Angustiado por su declive en los sondeos y presionado por su partido para darlo todo en ese momento decisivo, Romney apareció como si se hubiera estado preparando para este debate durante toda la vida. Ágil, despierto, atento a cada descuido de su rival, Romney llevó la iniciativa durante los 90 minutos y mostró un hambre de victoria que no se le había visto en toda la campaña.

En cambio, Obama, como dice la canción, parece que pasaba por allí y se acercó al debate. Se veía aburrido, con la mirada perdida en sus papeles, cumpliendo con aquello como un trámite engorroso, sin respeto a su rival ni interés por entrar en ninguna polémica. Quizá fue decisión de sus asesores que no mencionara el video del 47%, la bajísima contribución impositiva de Romney o sus cuentas en paraísos fiscales. Si así se hizo con el propósito de que el presidente no se manchara con semejante fango, probablemente fue un error.

El mismo día, en su primer mitin tras el debate, Obama dijo que el verdadero Romney no es el que se vio en el debate “sino el que hemos conocido a lo largo de todo este año”. Lo que, además de ser una aceptación de que el candidato republicano ofreció una buena imagen en la noche del miércoles, es también un reconocimiento de que se había equivocado unas horas antes.

Obama estuvo tan irreconocible que algunos han atribuido su comportamiento a la altura de la ciudad de Denver. Otros lo han comparado al Mike Tyson desentrenado y apático, borracho de éxito, que fue derrotado en 1990 por Buster Douglas. Eso parecía a ratos Obama: un boxeador sonado. Pero quizá lo más cierto es que estaba desentrenado por exceso de confianza, debido a su ventaja en las encuestas, y por su desprecio al rival, que llevaba un mes de traspié en traspié.

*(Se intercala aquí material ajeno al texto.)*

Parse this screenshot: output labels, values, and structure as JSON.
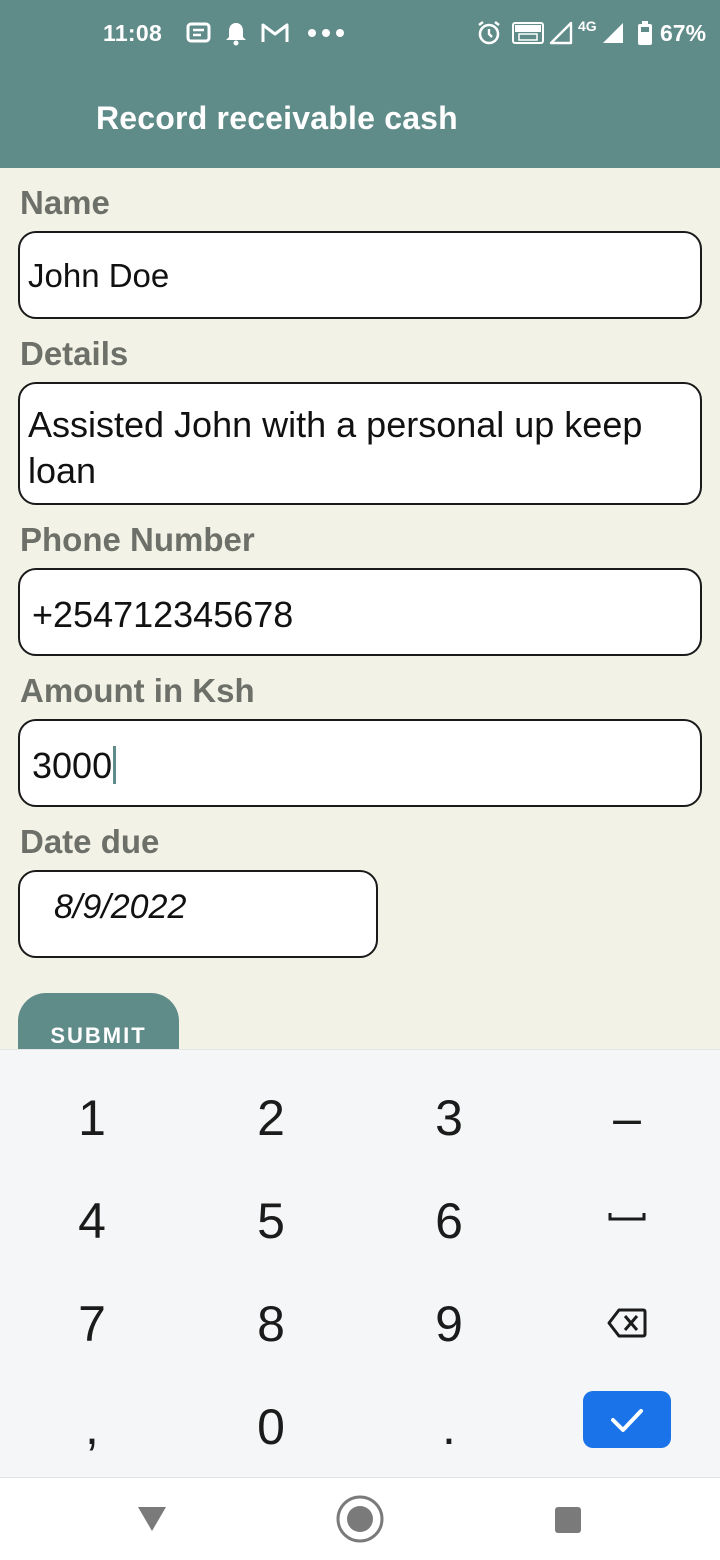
{
  "status_bar": {
    "time": "11:08",
    "battery": "67%",
    "network": "4G",
    "left_icons": [
      "message-icon",
      "notification-bell-icon",
      "gmail-icon",
      "more-dots-icon"
    ],
    "right_icons": [
      "alarm-icon",
      "volte-icon",
      "signal-icon",
      "signal-icon",
      "battery-icon"
    ]
  },
  "app_bar": {
    "title": "Record receivable cash"
  },
  "form": {
    "name_label": "Name",
    "name_value": "John Doe",
    "details_label": "Details",
    "details_value": "Assisted John with a personal up keep loan",
    "phone_label": "Phone Number",
    "phone_value": "+254712345678",
    "amount_label": "Amount in Ksh",
    "amount_value": "3000",
    "date_label": "Date due",
    "date_value": "8/9/2022",
    "submit_label": "SUBMIT"
  },
  "keyboard": {
    "keys": [
      "1",
      "2",
      "3",
      "–",
      "4",
      "5",
      "6",
      "␣",
      "7",
      "8",
      "9",
      "⌫",
      ",",
      "0",
      ".",
      "✓"
    ]
  },
  "colors": {
    "accent": "#5f8b89",
    "background": "#f3f2e7",
    "keyboard_enter": "#1a73e8"
  }
}
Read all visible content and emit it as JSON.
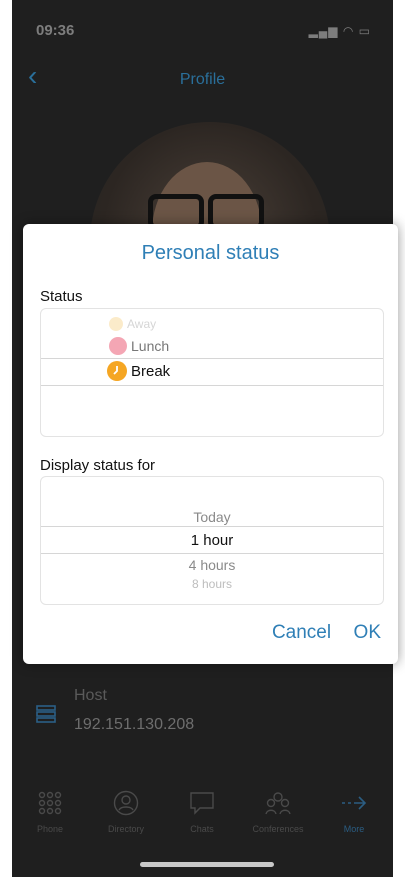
{
  "statusbar": {
    "time": "09:36"
  },
  "header": {
    "title": "Profile"
  },
  "profile": {
    "host_label": "Host",
    "host_value": "192.151.130.208"
  },
  "tabs": [
    {
      "label": "Phone",
      "icon": "grid-icon"
    },
    {
      "label": "Directory",
      "icon": "contact-icon"
    },
    {
      "label": "Chats",
      "icon": "chat-icon"
    },
    {
      "label": "Conferences",
      "icon": "group-icon"
    },
    {
      "label": "More",
      "icon": "arrow-right-icon"
    }
  ],
  "dialog": {
    "title": "Personal status",
    "status_label": "Status",
    "status_options": [
      {
        "label": "Away",
        "color": "#f5c86b"
      },
      {
        "label": "Lunch",
        "color": "#f07a8c"
      },
      {
        "label": "Break",
        "color": "#f5a623"
      }
    ],
    "selected_status": "Break",
    "display_label": "Display status for",
    "duration_options": [
      "Today",
      "1 hour",
      "4 hours",
      "8 hours"
    ],
    "selected_duration": "1 hour",
    "cancel_label": "Cancel",
    "ok_label": "OK"
  },
  "colors": {
    "accent": "#2f7fb6",
    "background": "#1f1f1f"
  }
}
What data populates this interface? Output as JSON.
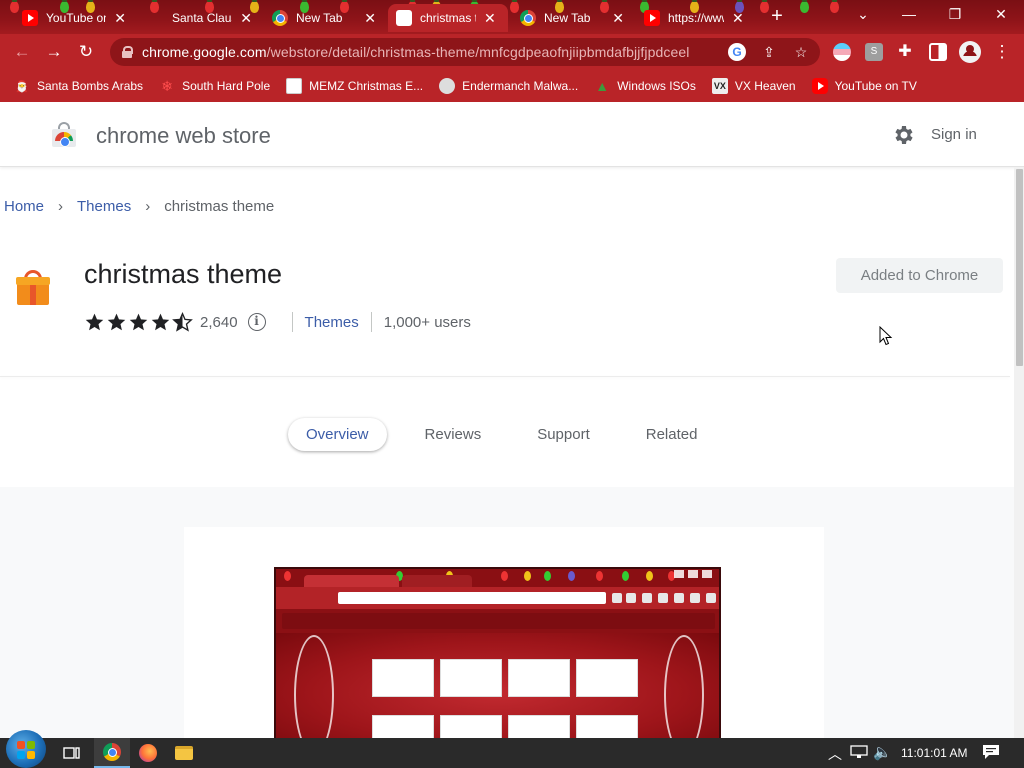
{
  "browser": {
    "tabs": [
      {
        "title": "YouTube on TV",
        "favicon": "youtube-icon"
      },
      {
        "title": "Santa Claus",
        "favicon": "santa-icon"
      },
      {
        "title": "New Tab",
        "favicon": "chrome-icon"
      },
      {
        "title": "christmas theme",
        "favicon": "web-store-icon",
        "active": true
      },
      {
        "title": "New Tab",
        "favicon": "chrome-icon"
      },
      {
        "title": "https://www.youtube.com",
        "favicon": "youtube-icon"
      }
    ],
    "new_tab_label": "+",
    "url_host": "chrome.google.com",
    "url_path": "/webstore/detail/christmas-theme/mnfcgdpeaofnjiipbmdafbjjfjpdceel",
    "bookmarks": [
      {
        "label": "Santa Bombs Arabs",
        "icon": "santa-icon"
      },
      {
        "label": "South Hard Pole",
        "icon": "snowflake-icon"
      },
      {
        "label": "MEMZ Christmas E...",
        "icon": "page-icon"
      },
      {
        "label": "Endermanch Malwa...",
        "icon": "raccoon-icon"
      },
      {
        "label": "Windows ISOs",
        "icon": "tree-icon"
      },
      {
        "label": "VX Heaven",
        "icon": "vx-icon"
      },
      {
        "label": "YouTube on TV",
        "icon": "youtube-icon"
      }
    ],
    "theme_colors": {
      "frame": "#8f1419",
      "toolbar": "#b92428",
      "omnibox": "#8e1519"
    }
  },
  "store": {
    "title": "chrome web store",
    "sign_in": "Sign in",
    "breadcrumb": {
      "home": "Home",
      "themes": "Themes",
      "current": "christmas theme"
    },
    "item": {
      "name": "christmas theme",
      "rating": 4.5,
      "rating_count": "2,640",
      "category": "Themes",
      "users": "1,000+ users",
      "action_label": "Added to Chrome"
    },
    "tabs": [
      "Overview",
      "Reviews",
      "Support",
      "Related"
    ],
    "active_tab": "Overview",
    "link_color": "#3c5da8"
  },
  "taskbar": {
    "clock": "11:01:01 AM",
    "apps": [
      "task-view-icon",
      "chrome-icon",
      "firefox-icon",
      "file-explorer-icon"
    ]
  }
}
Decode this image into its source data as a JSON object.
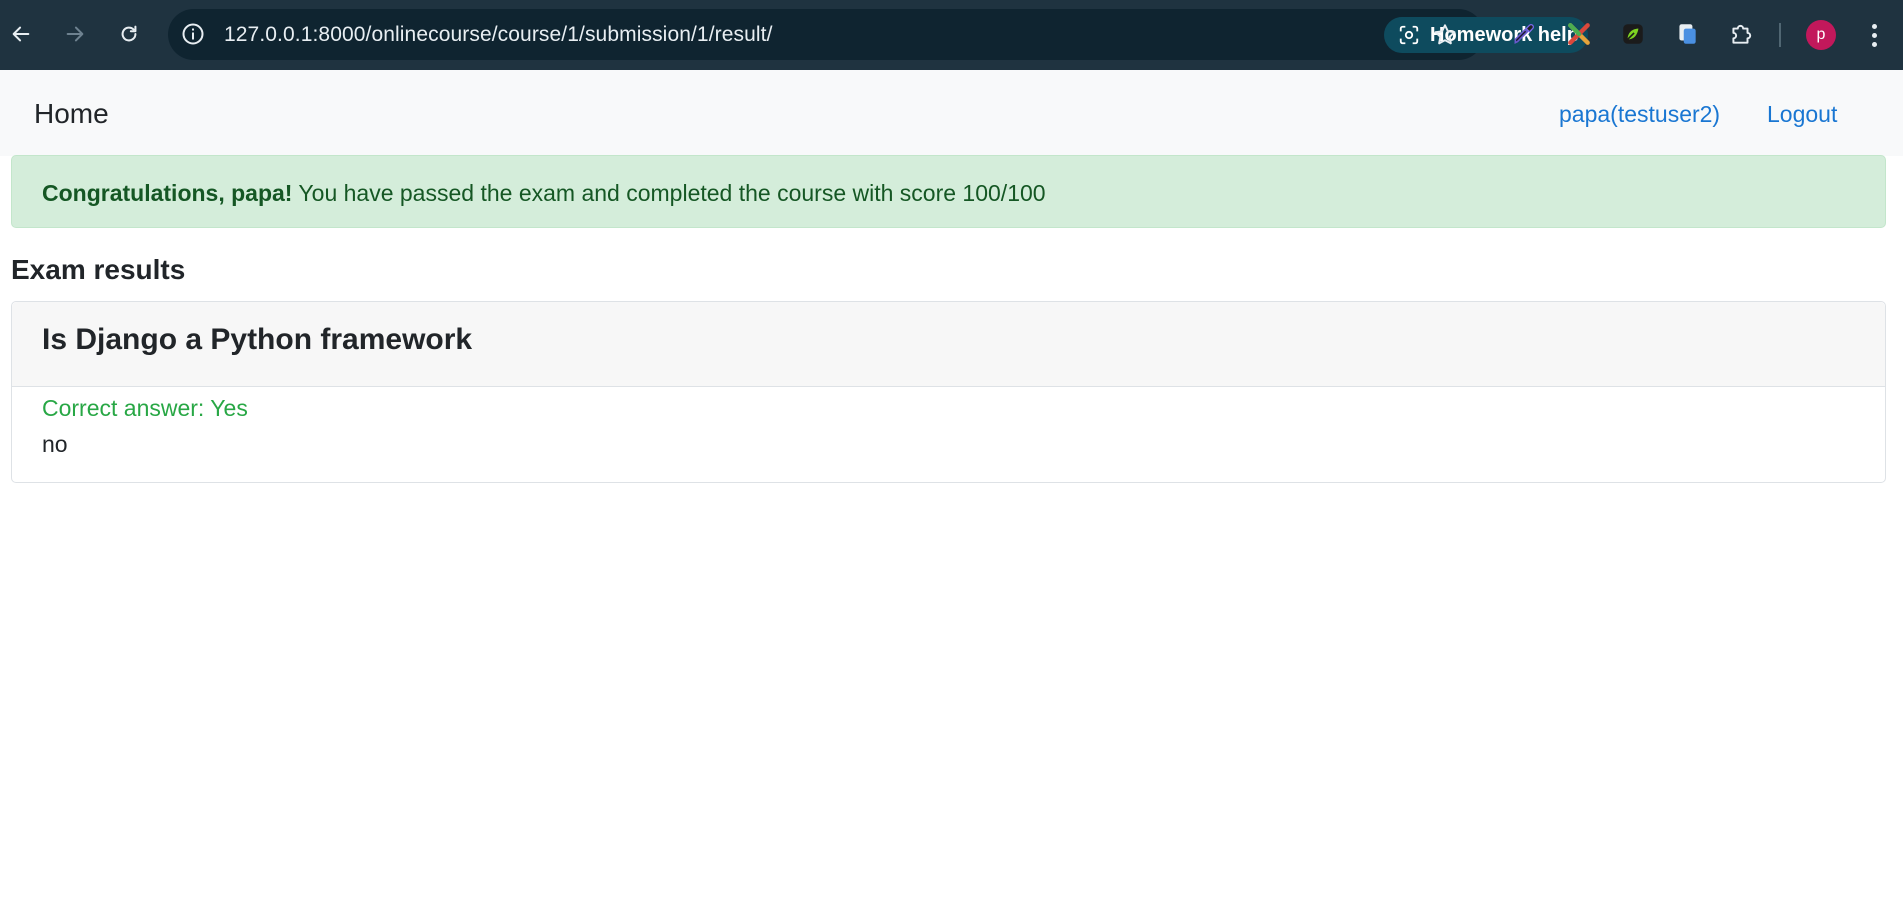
{
  "browser": {
    "url": "127.0.0.1:8000/onlinecourse/course/1/submission/1/result/",
    "homework_help_label": "Homework help",
    "profile_initial": "p",
    "icons": [
      "back-icon",
      "forward-icon",
      "reload-icon",
      "site-info-icon",
      "lens-icon",
      "star-icon",
      "eyedropper-icon",
      "x-extension-icon",
      "leaf-extension-icon",
      "copy-extension-icon",
      "puzzle-icon",
      "menu-icon"
    ],
    "colors": {
      "bar": "#1f3340",
      "omnibox": "#0f2430",
      "homework_pill": "#0e4b5e",
      "avatar": "#c2185b"
    }
  },
  "navbar": {
    "home_label": "Home",
    "user_label": "papa(testuser2)",
    "logout_label": "Logout"
  },
  "alert": {
    "bold_text": "Congratulations, papa!",
    "message": " You have passed the exam and completed the course with score 100/100"
  },
  "results": {
    "heading": "Exam results",
    "questions": [
      {
        "text": "Is Django a Python framework",
        "correct_answer": "Correct answer: Yes",
        "choice": "no"
      }
    ]
  },
  "colors": {
    "link": "#1976d2",
    "alert_bg": "#d4edda",
    "alert_text": "#155724",
    "correct_text": "#28a745"
  }
}
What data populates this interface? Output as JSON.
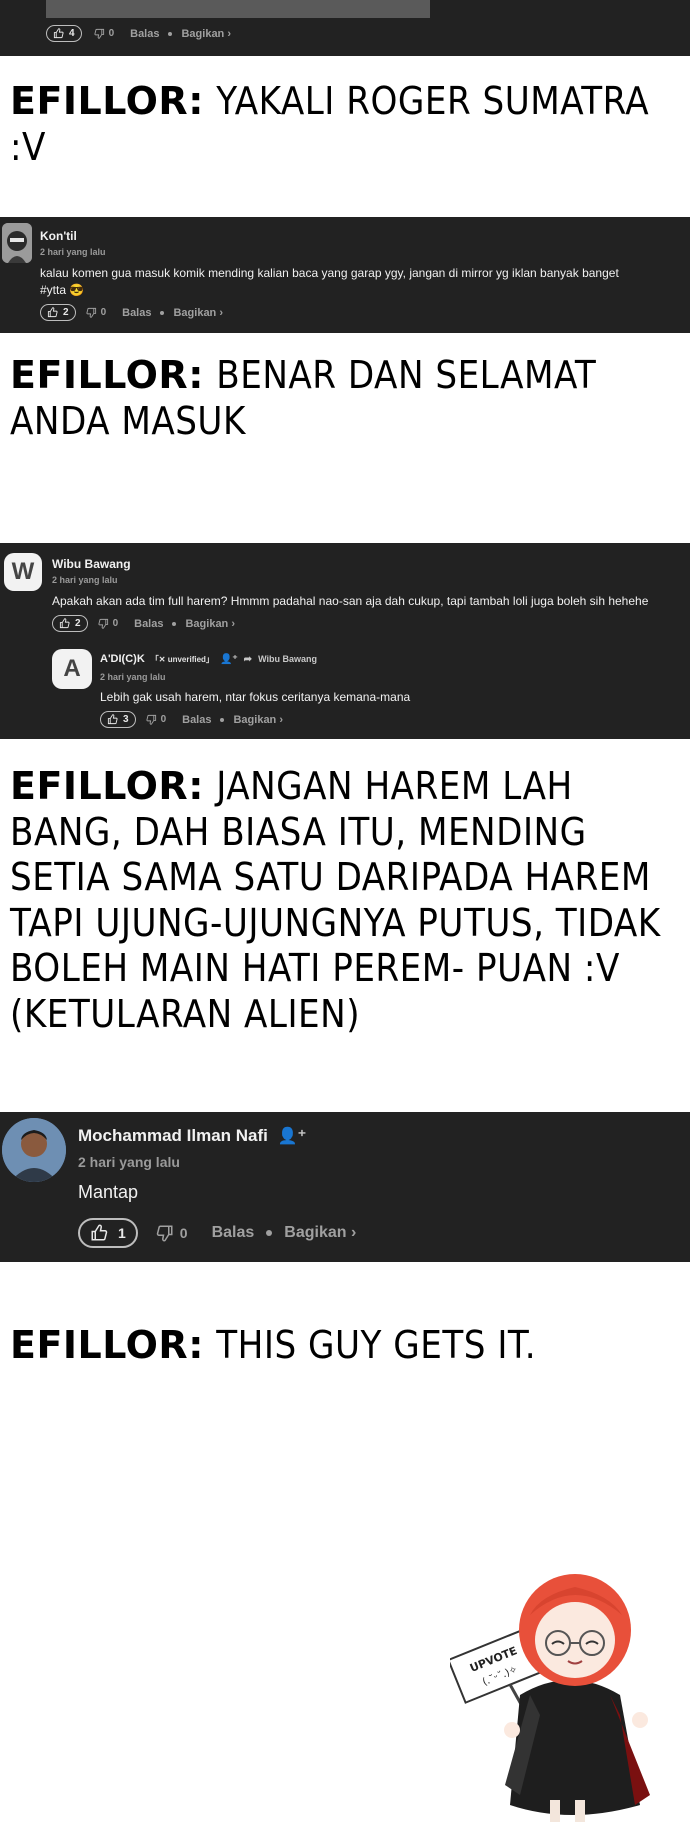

Romney no tuvo que hacer gran cosa para ponerlo en la lona. Entre las cinco mejores frases del candidato republicano elegidas por Politico, una es la felicitación a Obama por su aniversario de bodas, otra es su confesión de que le gusta Abelardo, el pájaro de Plaza Sésamo, y otra, la mejor de todas: “Como presidente tiene usted derecho a su propia casa y a su propio avión, pero no a sus propios datos”.

Se pueden mencionar numerosos antecedentes en los que el candidato de la oposición gana el primer debate y pierde los sucesivos. También hay numerosos casos en los que el candidato que gana los debates pierde después las elecciones. George Bush contra John Kerry en 2004 es el mejor ejemplo. El público que sólo ve un rato de ese debate y después sigue con sus obligaciones puede haber llegado a conclusiones diferentes. Pero lo que es incuestionable es que Obama ha mostrado un ángulo débil que lo obliga a tomar muchas precauciones para el futuro inmediato.